3.7. Notable differences from Certificate Transparency

   - The data logged is "strictly time-stamped", i.e. ordered.

   - Much shorter lifetime of logged data -- a day rather than a
     year. Is the effects of this difference of importance only for
     "one-shot attacks"?

   - Directory authorities have consensus about what they're
     signing -- there are no "web sites knowing better".

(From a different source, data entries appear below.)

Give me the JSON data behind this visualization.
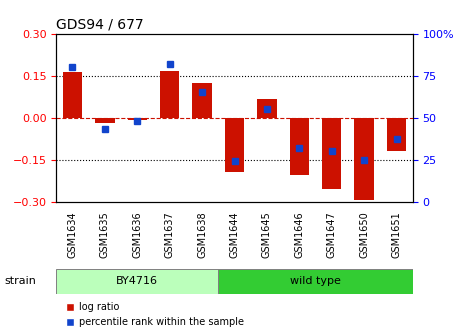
{
  "title": "GDS94 / 677",
  "samples": [
    "GSM1634",
    "GSM1635",
    "GSM1636",
    "GSM1637",
    "GSM1638",
    "GSM1644",
    "GSM1645",
    "GSM1646",
    "GSM1647",
    "GSM1650",
    "GSM1651"
  ],
  "log_ratio": [
    0.162,
    -0.02,
    -0.01,
    0.168,
    0.125,
    -0.195,
    0.065,
    -0.205,
    -0.255,
    -0.295,
    -0.12
  ],
  "percentile_rank": [
    80,
    43,
    48,
    82,
    65,
    24,
    55,
    32,
    30,
    25,
    37
  ],
  "strain_groups": [
    {
      "label": "BY4716",
      "start": 0,
      "end": 5,
      "color": "#bbffbb"
    },
    {
      "label": "wild type",
      "start": 5,
      "end": 11,
      "color": "#33cc33"
    }
  ],
  "ylim": [
    -0.3,
    0.3
  ],
  "right_ylim": [
    0,
    100
  ],
  "right_yticks": [
    0,
    25,
    50,
    75,
    100
  ],
  "right_yticklabels": [
    "0",
    "25",
    "50",
    "75",
    "100%"
  ],
  "left_yticks": [
    -0.3,
    -0.15,
    0,
    0.15,
    0.3
  ],
  "dotted_lines": [
    -0.15,
    0.15
  ],
  "bar_color": "#cc1100",
  "dot_color": "#1144cc",
  "bar_width": 0.6,
  "background_color": "#ffffff",
  "plot_bg_color": "#ffffff"
}
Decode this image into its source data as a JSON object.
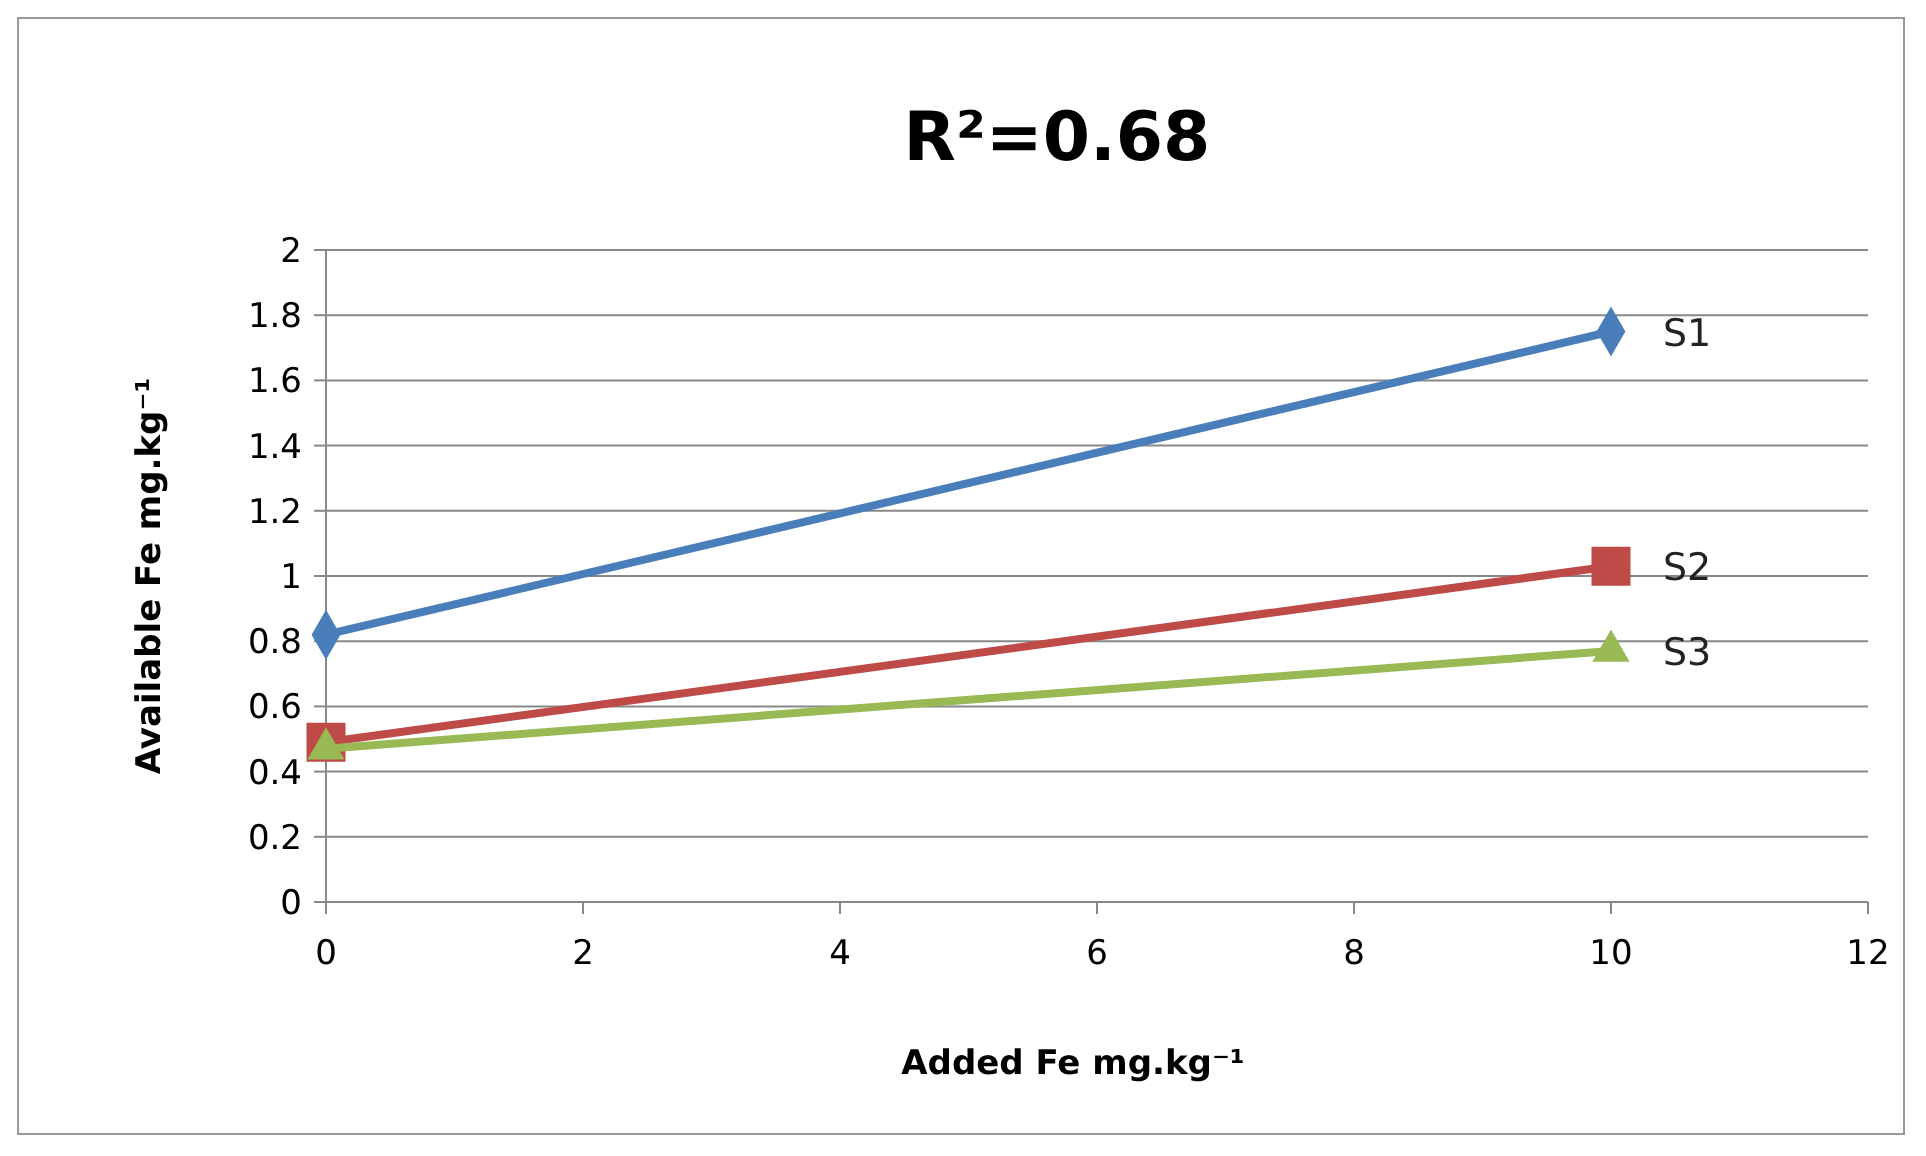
{
  "chart_data": {
    "type": "line",
    "title": "R²=0.68",
    "xlabel": "Added Fe mg.kg⁻¹",
    "ylabel": "Available Fe mg.kg⁻¹",
    "x": [
      0,
      10
    ],
    "series": [
      {
        "name": "S1",
        "color": "#4a7ebb",
        "values": [
          0.82,
          1.75
        ],
        "marker": "diamond"
      },
      {
        "name": "S2",
        "color": "#be4b48",
        "values": [
          0.49,
          1.03
        ],
        "marker": "square"
      },
      {
        "name": "S3",
        "color": "#98b954",
        "values": [
          0.47,
          0.77
        ],
        "marker": "triangle"
      }
    ],
    "xlim": [
      0,
      12
    ],
    "xticks": [
      0,
      2,
      4,
      6,
      8,
      10,
      12
    ],
    "ylim": [
      0,
      2
    ],
    "yticks": [
      0,
      0.2,
      0.4,
      0.6,
      0.8,
      1,
      1.2,
      1.4,
      1.6,
      1.8,
      2
    ],
    "grid": "y",
    "line_style": "solid"
  }
}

   - Submitters are not in the same hurry as CA:s and can wait minutes
     rather than seconds for a proof of inclusion.

4. Security implications


5. Specification

5.0. Data structures

   Data structures are defined as described in [RFC5246] section 4,
   i.e. TLS 1.2 presentation language. While it is tempting to try to
   avoid yet another format, the cost of redefining the data
   structures in [rfc6962-bis-12] outweighs this consideration. The
   burden of redefining, reimplementing and testing is extra true for
   those structures which need precise definitions because they are to
   be signed.

5.1. Signed Tree Head (STH)

   An STH is a TransItem structure of type "signed_tree_head" as
   defined in [rfc6962-bis-12] section 5.8.

5.2. Submitting a consensus document to a log

   POST https://<log server>/tct/v1/add-consensus


     consensus: A consensus status document as defined in [dir-spec]
       section 3.4.1 [[TBD gziped and base64 encoded to save 50%?]]


     sth: A signed tree head as defined in section 5.1 refering to a
     tree in which the submitted document is included.

     inclusion: An inclusion proof as specified for the "inclusion"
     output in [rfc6962-bis-12] section 6.5.

5.3. Getting a consistency proof from a log

   GET https://<log server>/tct/v1/get-sth-consistency

   Input and output as specified in [rfc6962-bis-12] section 6.4.

5.x. LOG_STH cells

   A LOG_STH cell is a variable-length cell with the following

     TBDname [TBD octets]
     TBDname [TBD octets]
     TBDname [TBD octets]

6. Compatibility


7. Implementation


8. Performance and scalability notes


A. Open issues / TODOs

   - TODO: Add SCTs from CT, at least as a practical "cookie" (i.e. no
     need to send them around or include them anywhere). Logs should
     be given more time for distributing than we're willing to wait on
     an HTTP response for.

   - TODO: explain why no hash function and signing algorithm agility,
     [[rfc6962-bis-12] section 10

   - TODO: add a blurb about the values of publishing logs as onion

   - TODO: discuss compromise of log keys

B. Acknowledgements

   This proposal leans heavily on [rfc6962-bis-12]. Some definitions
   are copied verbatim from that document. Valuable feedback has been
   received from Ben Laurie, Karsten Loesing and Ximin Luo.